Praktik-Praktik Berkelanjutan di Ecovillage di Desa Tarumajaya
Sebagai desa yang
berfokus pada keberlanjutan, ecovillage Tarumajaya mengadopsi berbagai
praktik berkelanjutan dalam aspek kehidupan sehari-hari. Moto dari ecovillage
Tarumajaya adalah “Kita jaga alam, alam jaga kita” yang berarti sangat luas. Moto
itu dimanifestasikan ke dalam gerakan dalam menangani masalah sampah domestik,
lahan kritis, limbah ternak, sanitasi, dan pencemaran limbah cair.

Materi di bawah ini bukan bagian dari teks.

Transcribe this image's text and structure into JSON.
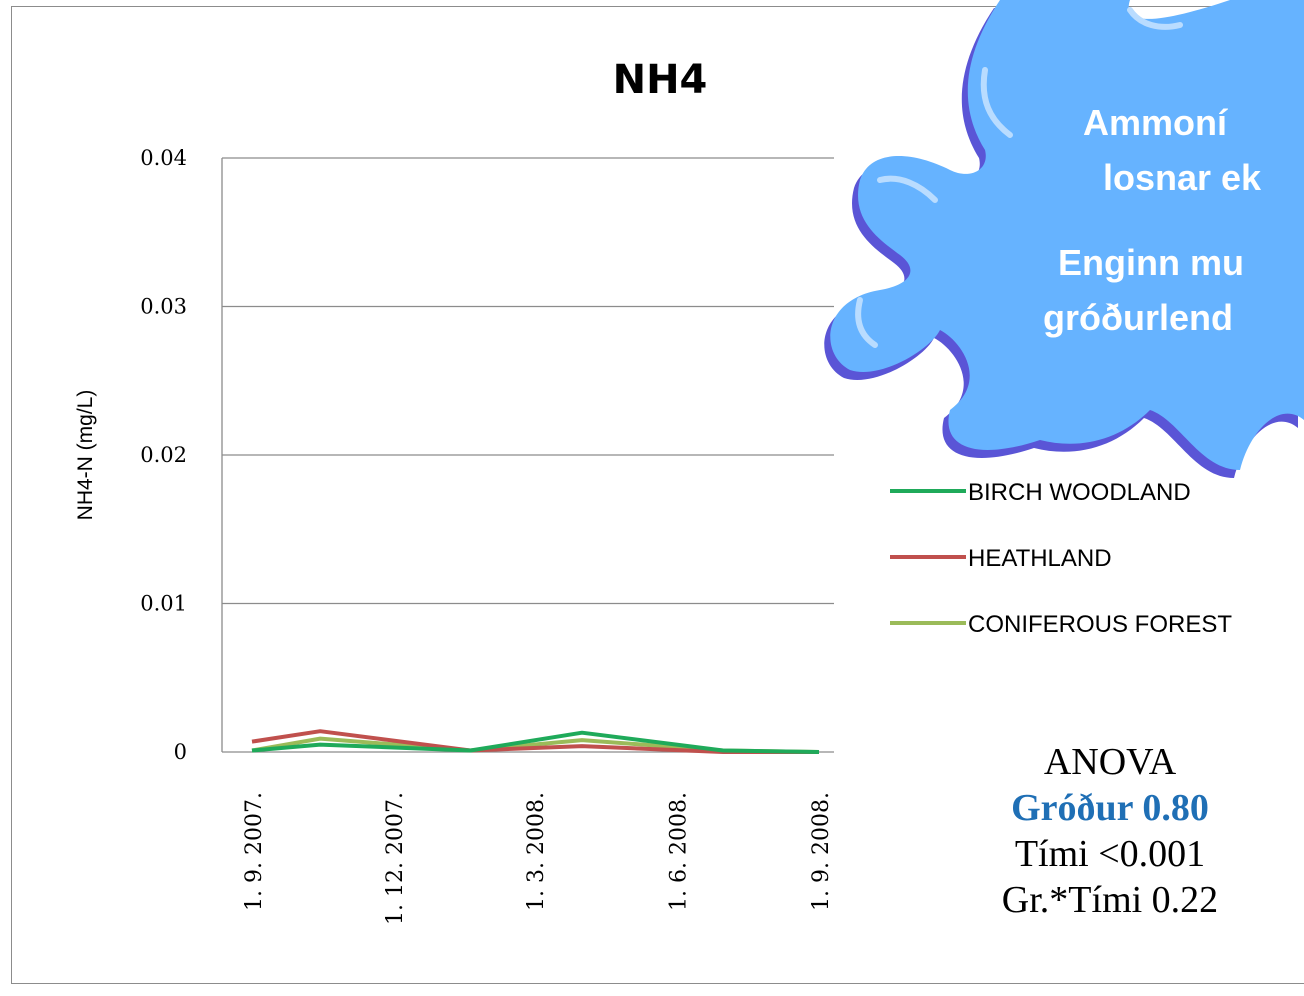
{
  "chart_data": {
    "type": "line",
    "title": "NH4",
    "ylabel": "NH4-N (mg/L)",
    "xlabel": "",
    "ylim": [
      0,
      0.04
    ],
    "yticks": [
      0,
      0.01,
      0.02,
      0.03,
      0.04
    ],
    "ytick_labels": [
      "0",
      "0.01",
      "0.02",
      "0.03",
      "0.04"
    ],
    "xtick_labels": [
      "1. 9. 2007.",
      "1. 12. 2007.",
      "1. 3. 2008.",
      "1. 6. 2008.",
      "1. 9. 2008."
    ],
    "x": [
      "2007-09-01",
      "2007-10-15",
      "2008-01-20",
      "2008-04-01",
      "2008-07-01",
      "2008-09-01"
    ],
    "grid": true,
    "legend_position": "right",
    "series": [
      {
        "name": "BIRCH WOODLAND",
        "color": "#1faa5a",
        "values": [
          0.0001,
          0.0005,
          0.0001,
          0.0013,
          0.0001,
          0.0
        ]
      },
      {
        "name": "HEATHLAND",
        "color": "#c0504d",
        "values": [
          0.0007,
          0.0014,
          0.0001,
          0.0004,
          0.0,
          0.0
        ]
      },
      {
        "name": "CONIFEROUS FOREST",
        "color": "#9bbb59",
        "values": [
          0.0001,
          0.0009,
          0.0001,
          0.0008,
          0.0001,
          0.0
        ]
      }
    ]
  },
  "callout": {
    "line1": "Ammoní",
    "line2": "losnar ek",
    "line3": "Enginn mu",
    "line4": "gróðurlend",
    "fill_color": "#66b3ff"
  },
  "anova": {
    "heading": "ANOVA",
    "row1": "Gróður 0.80",
    "row2": "Tími <0.001",
    "row3": "Gr.*Tími 0.22",
    "highlight_color": "#1f6fb5"
  }
}
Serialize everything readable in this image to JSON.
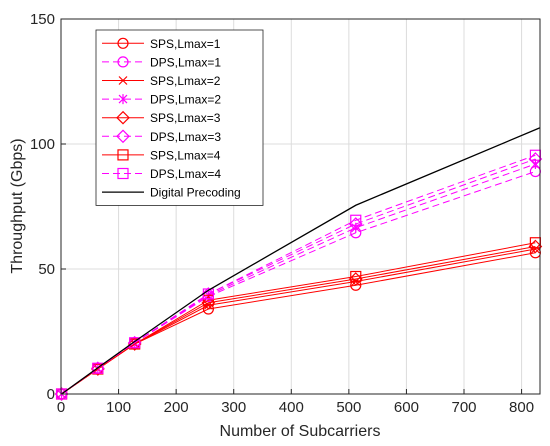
{
  "chart_data": {
    "type": "line",
    "title": "",
    "xlabel": "Number of Subcarriers",
    "ylabel": "Throughput (Gbps)",
    "xlim": [
      0,
      832
    ],
    "ylim": [
      0,
      150
    ],
    "xticks": [
      0,
      100,
      200,
      300,
      400,
      500,
      600,
      700,
      800
    ],
    "yticks": [
      0,
      50,
      100,
      150
    ],
    "grid": true,
    "legend_position": "top-left",
    "series": [
      {
        "name": "SPS,Lmax=1",
        "color": "#ff0000",
        "dash": "solid",
        "marker": "circle",
        "x": [
          1,
          64,
          128,
          256,
          512,
          824
        ],
        "y": [
          0,
          10,
          20,
          34,
          43.5,
          56.5
        ]
      },
      {
        "name": "DPS,Lmax=1",
        "color": "#ff00ff",
        "dash": "dashed",
        "marker": "circle",
        "x": [
          1,
          64,
          128,
          256,
          512,
          824
        ],
        "y": [
          0,
          10.3,
          20.5,
          39,
          64.5,
          89
        ]
      },
      {
        "name": "SPS,Lmax=2",
        "color": "#ff0000",
        "dash": "solid",
        "marker": "x",
        "x": [
          1,
          64,
          128,
          256,
          512,
          824
        ],
        "y": [
          0,
          10,
          20,
          35.5,
          45,
          58
        ]
      },
      {
        "name": "DPS,Lmax=2",
        "color": "#ff00ff",
        "dash": "dashed",
        "marker": "star",
        "x": [
          1,
          64,
          128,
          256,
          512,
          824
        ],
        "y": [
          0,
          10.3,
          20.5,
          39.5,
          66.5,
          92
        ]
      },
      {
        "name": "SPS,Lmax=3",
        "color": "#ff0000",
        "dash": "solid",
        "marker": "diamond",
        "x": [
          1,
          64,
          128,
          256,
          512,
          824
        ],
        "y": [
          0,
          10,
          20,
          36.5,
          46,
          59
        ]
      },
      {
        "name": "DPS,Lmax=3",
        "color": "#ff00ff",
        "dash": "dashed",
        "marker": "diamond",
        "x": [
          1,
          64,
          128,
          256,
          512,
          824
        ],
        "y": [
          0,
          10.3,
          20.5,
          40,
          68,
          94
        ]
      },
      {
        "name": "SPS,Lmax=4",
        "color": "#ff0000",
        "dash": "solid",
        "marker": "square",
        "x": [
          1,
          64,
          128,
          256,
          512,
          824
        ],
        "y": [
          0,
          10,
          20,
          37.5,
          47,
          60.5
        ]
      },
      {
        "name": "DPS,Lmax=4",
        "color": "#ff00ff",
        "dash": "dashed",
        "marker": "square",
        "x": [
          1,
          64,
          128,
          256,
          512,
          824
        ],
        "y": [
          0,
          10.3,
          20.5,
          40,
          69.5,
          95.5
        ]
      },
      {
        "name": "Digital Precoding",
        "color": "#000000",
        "dash": "solid",
        "marker": "none",
        "x": [
          1,
          64,
          128,
          256,
          512,
          832
        ],
        "y": [
          0,
          10.5,
          21,
          41.5,
          75.5,
          106.5
        ]
      }
    ]
  }
}
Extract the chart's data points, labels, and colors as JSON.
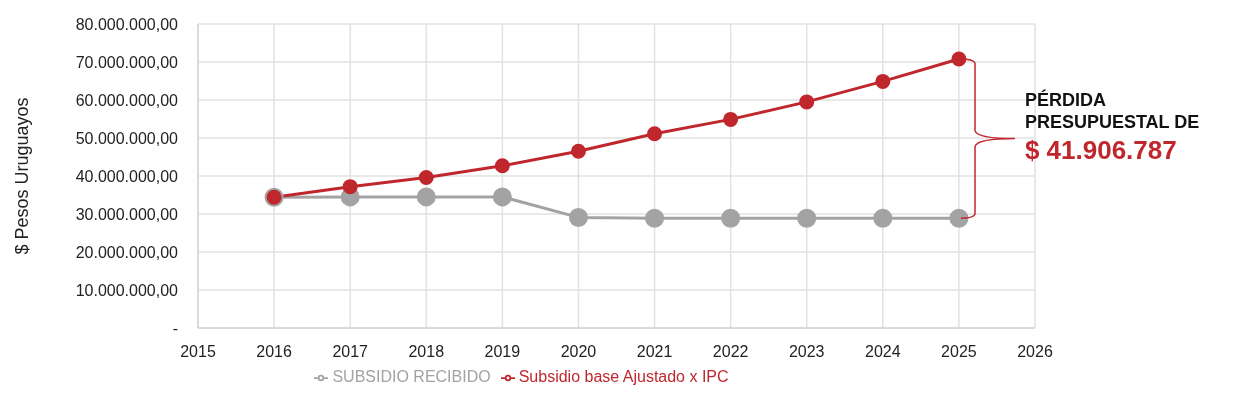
{
  "chart_data": {
    "type": "line",
    "ylabel": "$ Pesos Uruguayos",
    "x": [
      2016,
      2017,
      2018,
      2019,
      2020,
      2021,
      2022,
      2023,
      2024,
      2025
    ],
    "series": [
      {
        "name": "SUBSIDIO RECIBIDO",
        "color": "#a3a3a3",
        "values": [
          34400000,
          34500000,
          34500000,
          34500000,
          29100000,
          28900000,
          28900000,
          28900000,
          28900000,
          28900000
        ]
      },
      {
        "name": "Subsidio base Ajustado x IPC",
        "color": "#c0272d",
        "values": [
          34400000,
          37200000,
          39600000,
          42700000,
          46500000,
          51100000,
          54900000,
          59500000,
          64900000,
          70800000
        ]
      }
    ],
    "xlim": [
      2015,
      2026
    ],
    "xticks": [
      2015,
      2016,
      2017,
      2018,
      2019,
      2020,
      2021,
      2022,
      2023,
      2024,
      2025,
      2026
    ],
    "ylim": [
      0,
      80000000
    ],
    "yticks": [
      {
        "value": 0,
        "label": "-"
      },
      {
        "value": 10000000,
        "label": "10.000.000,00"
      },
      {
        "value": 20000000,
        "label": "20.000.000,00"
      },
      {
        "value": 30000000,
        "label": "30.000.000,00"
      },
      {
        "value": 40000000,
        "label": "40.000.000,00"
      },
      {
        "value": 50000000,
        "label": "50.000.000,00"
      },
      {
        "value": 60000000,
        "label": "60.000.000,00"
      },
      {
        "value": 70000000,
        "label": "70.000.000,00"
      },
      {
        "value": 80000000,
        "label": "80.000.000,00"
      }
    ],
    "annotations": [
      "PÉRDIDA PRESUPUESTAL DE",
      "$ 41.906.787"
    ],
    "grid": true,
    "legend": "bottom",
    "marker": "circle",
    "line_style": "solid"
  }
}
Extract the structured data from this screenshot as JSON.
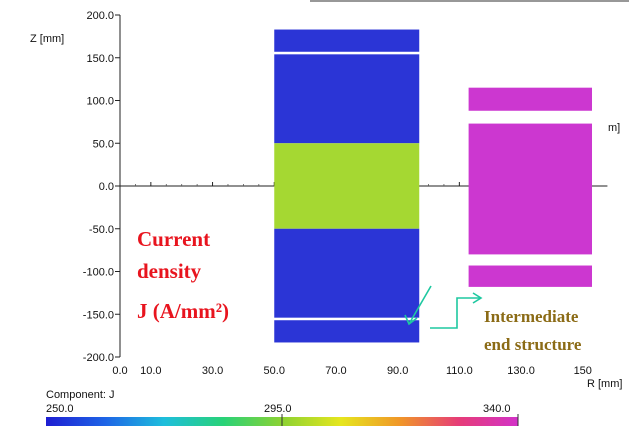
{
  "chart_data": {
    "type": "heatmap",
    "xlabel": "R [mm]",
    "ylabel": "Z [mm]",
    "xlim": [
      0,
      150
    ],
    "ylim": [
      -200,
      200
    ],
    "x_ticks": [
      "0.0",
      "10.0",
      "30.0",
      "50.0",
      "70.0",
      "90.0",
      "110.0",
      "130.0",
      "150"
    ],
    "x_tick_values": [
      0,
      10,
      30,
      50,
      70,
      90,
      110,
      130,
      150
    ],
    "y_ticks": [
      "200.0",
      "150.0",
      "100.0",
      "50.0",
      "0.0",
      "-50.0",
      "-100.0",
      "-150.0",
      "-200.0"
    ],
    "y_tick_values": [
      200,
      150,
      100,
      50,
      0,
      -50,
      -100,
      -150,
      -200
    ],
    "regions": [
      {
        "name": "coil-upper-end",
        "r": [
          50,
          97
        ],
        "z": [
          157,
          183
        ],
        "J": 255,
        "color": "#2b35d6"
      },
      {
        "name": "coil-upper",
        "r": [
          50,
          97
        ],
        "z": [
          50,
          154
        ],
        "J": 255,
        "color": "#2b35d6"
      },
      {
        "name": "coil-middle",
        "r": [
          50,
          97
        ],
        "z": [
          -50,
          50
        ],
        "J": 303,
        "color": "#a5d832"
      },
      {
        "name": "coil-lower",
        "r": [
          50,
          97
        ],
        "z": [
          -154,
          -50
        ],
        "J": 255,
        "color": "#2b35d6"
      },
      {
        "name": "coil-lower-end",
        "r": [
          50,
          97
        ],
        "z": [
          -183,
          -157
        ],
        "J": 255,
        "color": "#2b35d6"
      },
      {
        "name": "outer-upper",
        "r": [
          113,
          153
        ],
        "z": [
          88,
          115
        ],
        "J": 340,
        "color": "#cc37d0"
      },
      {
        "name": "outer-middle",
        "r": [
          113,
          153
        ],
        "z": [
          -80,
          73
        ],
        "J": 340,
        "color": "#cc37d0"
      },
      {
        "name": "outer-lower",
        "r": [
          113,
          153
        ],
        "z": [
          -118,
          -93
        ],
        "J": 340,
        "color": "#cc37d0"
      }
    ],
    "colorbar": {
      "title": "Component: J",
      "min_label": "250.0",
      "mid_label": "295.0",
      "max_label": "340.0",
      "colors": [
        "#1e1ed2",
        "#1e64e6",
        "#1ebedc",
        "#28d278",
        "#8cd232",
        "#e6e61e",
        "#f09628",
        "#e63c78",
        "#d232c8"
      ]
    },
    "partial_label": "m]"
  },
  "annotations": {
    "current_line1": "Current",
    "current_line2": "density",
    "current_line3": "J (A/mm²)",
    "intermediate_line1": "Intermediate",
    "intermediate_line2": "end structure",
    "colors": {
      "red": "#e8141e",
      "brown": "#8b6b16",
      "arrow": "#1ec8a0"
    }
  }
}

Pusat pengolahan sampah di Desa Tarumajaya |
Ecovillage di Tarumajaya mengembangkan sistem
pengelolaan limbah yang baik. Mereka mempraktikkan pemilahan sampah, daur
ulang, dan kompos, yang membantu mengurangi volume sampah yang berakhir di
tempat pembuangan akhir. Desa Tarumajaya menyosialisasikan pemisahan sampah organik
dan anorganik. Setiap rumah memiliki tungku sampah anorganik untuk
sampah-sampah tidak bernilai ekonomi. Sementara bagi yang bernilai ekonomi
dapat didaur ulang atau ditukar ke bank sampah. Sampah-sampah organik dijadikan
pupuk malah sebisa mungkin sampah dihabiskan di dapur. Selain itu ada
pengelolaan sampah khusus yang menangani pembuatan sampah organik ini yang
dimotori oleh Jangkar atau jaringan kerja organik. Desa juga membentuk
Pokdarwis yang bahu-membahu menyiapkan plastik sampah dan bergotong-royong
memunguti sampah.
Situ Cisanti di Desa Tarumajaya |
Penanganan lahan kritis
terutama di DAS Citarum diatasi bersama-sama oleh Masyarakat, pemerintah desa,
maupun program pemerintah pusat. Lahan-lahan kritis ditanami pohon keras yang
ditumpangsarikan dengan tanaman pangan seperti di Bukit Paesan. Tanaman keras
yang dipilih salah satunya adalah kopi dan alpukat. Sehingga selain
mengkonservasi alam juga memberi tambahan penghasilan bagi masyarakat.
Kebun kopi Kang Uus |
Menariknya, konsep ecovillage
di Desa Tarumajaya ini melahirkan Peraturan Desa (Perdes) Tarumajaya Nomor 2
Tahun 2022 yang menetapkan kewajiban bagi setiap pasangan calon pengantin dan
orang tua atau wali yang ingin mencatatkan kelahiran baru untuk menanam pohon.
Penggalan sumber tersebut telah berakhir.